The newspapers overflow with the spectacle—those who hold the megaphone today. This archetype drains the oxygen from the room, commanding attention as a king, a villain, or a savior. It doesn’t matter which; what matters is the unavoidable space they occupy.
The Permanent Archetype of the Margin
But walk past the same corner every morning, and you will see the beggars. They come and go as individuals—names unknown, faces changing—but the archetype remains. They are always there, not by choice, but because we have built a world that requires their presence as a position in a structure we maintain.
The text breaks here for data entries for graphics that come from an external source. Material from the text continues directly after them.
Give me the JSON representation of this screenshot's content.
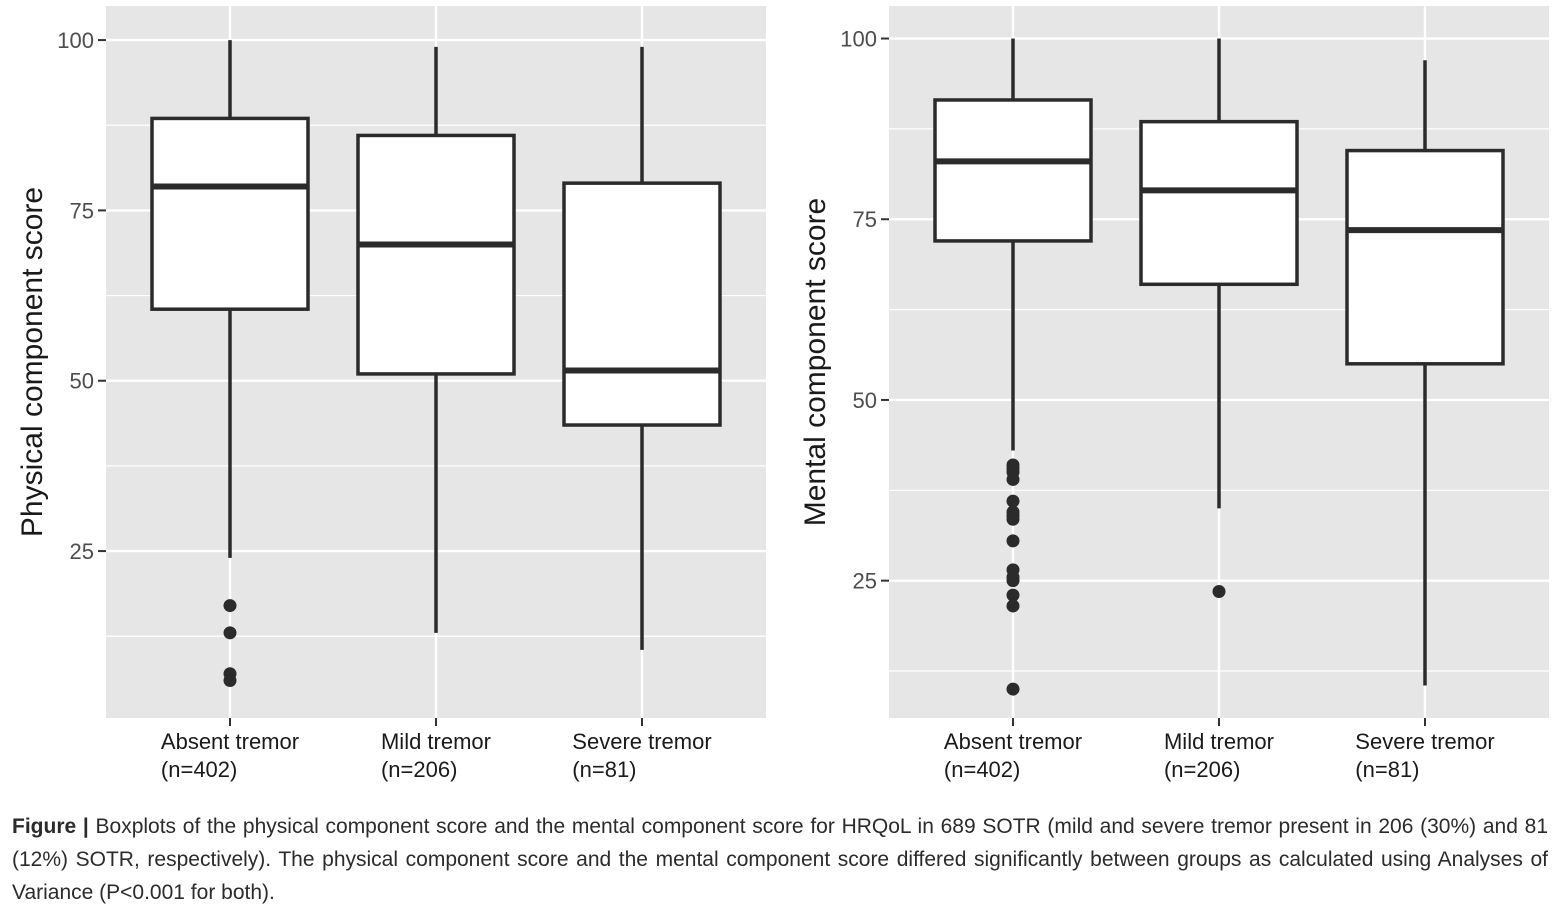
{
  "chart_data": [
    {
      "type": "boxplot",
      "ylabel": "Physical component score",
      "xlabel": "",
      "ylim": [
        0.5,
        105
      ],
      "yticks": [
        25,
        50,
        75,
        100
      ],
      "grid": true,
      "categories": [
        {
          "label": "Absent tremor",
          "n": "(n=402)",
          "whisker_low": 24,
          "q1": 60.5,
          "median": 78.5,
          "q3": 88.5,
          "whisker_high": 100,
          "outliers": [
            17,
            13,
            7,
            6
          ]
        },
        {
          "label": "Mild tremor",
          "n": "(n=206)",
          "whisker_low": 13,
          "q1": 51,
          "median": 70,
          "q3": 86,
          "whisker_high": 99,
          "outliers": []
        },
        {
          "label": "Severe tremor",
          "n": "(n=81)",
          "whisker_low": 10.5,
          "q1": 43.5,
          "median": 51.5,
          "q3": 79,
          "whisker_high": 99,
          "outliers": []
        }
      ]
    },
    {
      "type": "boxplot",
      "ylabel": "Mental component score",
      "xlabel": "",
      "ylim": [
        6,
        104.5
      ],
      "yticks": [
        25,
        50,
        75,
        100
      ],
      "grid": true,
      "categories": [
        {
          "label": "Absent tremor",
          "n": "(n=402)",
          "whisker_low": 43,
          "q1": 72,
          "median": 83,
          "q3": 91.5,
          "whisker_high": 100,
          "outliers": [
            41,
            40.5,
            40,
            39,
            36,
            34.5,
            34,
            33.5,
            30.5,
            26.5,
            25.5,
            25,
            23,
            21.5,
            10
          ]
        },
        {
          "label": "Mild tremor",
          "n": "(n=206)",
          "whisker_low": 35,
          "q1": 66,
          "median": 79,
          "q3": 88.5,
          "whisker_high": 100,
          "outliers": [
            23.5
          ]
        },
        {
          "label": "Severe tremor",
          "n": "(n=81)",
          "whisker_low": 10.5,
          "q1": 55,
          "median": 73.5,
          "q3": 84.5,
          "whisker_high": 97,
          "outliers": []
        }
      ]
    }
  ],
  "caption": {
    "label": "Figure |",
    "text": " Boxplots of the physical component score and the mental component score for HRQoL in 689 SOTR (mild and severe tremor present in 206 (30%) and 81 (12%) SOTR, respectively). The physical component score and the mental component score differed significantly between groups as calculated using Analyses of Variance (P<0.001 for both)."
  },
  "colors": {
    "panel_bg": "#e6e6e6",
    "grid": "#ffffff",
    "box_fill": "#ffffff",
    "box_stroke": "#2b2b2b",
    "axis_text": "#4d4d4d",
    "title_text": "#1a1a1a"
  }
}
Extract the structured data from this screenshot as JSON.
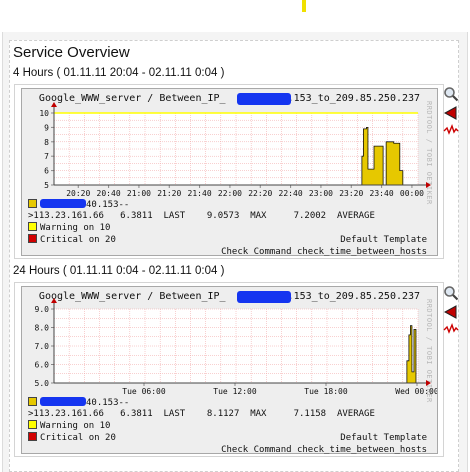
{
  "section_title": "Service Overview",
  "graphs": [
    {
      "period": "4 Hours ( 01.11.11 20:04 - 02.11.11 0:04 )",
      "title_left": "Google_WWW_server / Between_IP_",
      "title_right": "40.153_to_209.85.250.237",
      "side_text": "RRDTOOL / TOBI OETIKER",
      "legend": {
        "series_left": "",
        "series_right": "40.153-->113.23.161.66",
        "last_value": "6.3811",
        "last_label": "LAST",
        "max_value": "9.0573",
        "max_label": "MAX",
        "avg_value": "7.2002",
        "avg_label": "AVERAGE",
        "warning": "Warning on  10",
        "critical": "Critical on 20"
      },
      "template": "Default Template",
      "command": "Check Command check_time_between_hosts",
      "chart_data": {
        "type": "area",
        "ylim": [
          5,
          10
        ],
        "yticks": [
          "10",
          "9",
          "8",
          "7",
          "6",
          "5"
        ],
        "xticks": [
          "20:20",
          "20:40",
          "21:00",
          "21:20",
          "21:40",
          "22:00",
          "22:20",
          "22:40",
          "23:00",
          "23:20",
          "23:40",
          "00:00"
        ],
        "warning_threshold": 10,
        "series": [
          {
            "x": [
              "23:27",
              "23:28",
              "23:30",
              "23:31",
              "23:33",
              "23:35",
              "23:38",
              "23:41",
              "23:43",
              "23:45",
              "23:48",
              "23:50",
              "23:52",
              "23:54"
            ],
            "values": [
              7.0,
              8.9,
              9.0,
              6.1,
              6.1,
              7.7,
              7.7,
              5.0,
              8.0,
              8.0,
              7.9,
              7.9,
              6.0,
              5.0
            ]
          }
        ]
      }
    },
    {
      "period": "24 Hours ( 01.11.11 0:04 - 02.11.11 0:04 )",
      "title_left": "Google_WWW_server / Between_IP_",
      "title_right": "40.153_to_209.85.250.237",
      "side_text": "RRDTOOL / TOBI OETIKER",
      "legend": {
        "series_left": "",
        "series_right": "40.153-->113.23.161.66",
        "last_value": "6.3811",
        "last_label": "LAST",
        "max_value": "8.1127",
        "max_label": "MAX",
        "avg_value": "7.1158",
        "avg_label": "AVERAGE",
        "warning": "Warning on  10",
        "critical": "Critical on 20"
      },
      "template": "Default Template",
      "command": "Check Command check_time_between_hosts",
      "chart_data": {
        "type": "area",
        "ylim": [
          5,
          9
        ],
        "yticks": [
          "9.0",
          "8.0",
          "7.0",
          "6.0",
          "5.0"
        ],
        "xticks": [
          "Tue 06:00",
          "Tue 12:00",
          "Tue 18:00",
          "Wed 00:00"
        ],
        "series": [
          {
            "x": [
              "Tue 23:20",
              "Tue 23:28",
              "Tue 23:34",
              "Tue 23:40",
              "Tue 23:48",
              "Tue 23:56"
            ],
            "values": [
              6.2,
              7.6,
              8.1,
              5.6,
              7.9,
              6.4
            ]
          }
        ]
      }
    }
  ],
  "colors": {
    "area": "#e6c800",
    "area_edge": "#111111",
    "warning": "#ffff00",
    "critical": "#d10000",
    "grid": "#f0a0a0",
    "redaction": "#1535f0"
  },
  "icons": [
    "magnifier-icon",
    "red-triangle-icon",
    "red-squiggle-icon"
  ],
  "footer_partial": ""
}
The “Streets of London” Reality
This is the deeper truth that the song “Streets of London” understood. Ralph McTell sang of the old man in the closed-down market and the old girl in the all-night café. These are roles we’ve constructed through economic systems and social safety nets full of holes. The beggar is an archetype fueled by our collective willingness to look away.
Spectacle vs. Persistence
The archetype of power—even chaotic power—fascinates us because outrage drives clicks and spectacle is profitable. These figures burn bright and eventually fade. However, we have built the archetype of poverty to stay. Through policy and indifference, we have designed systems that produce losers by default. The individuals in those roles endure a cycle we refuse to examine.
The Real Question
The question isn’t why the spectacle dominates the news. The question is why we’ve accepted that some archetypes deserve endless attention while others—those we have systemically built to remain—deserve none at all.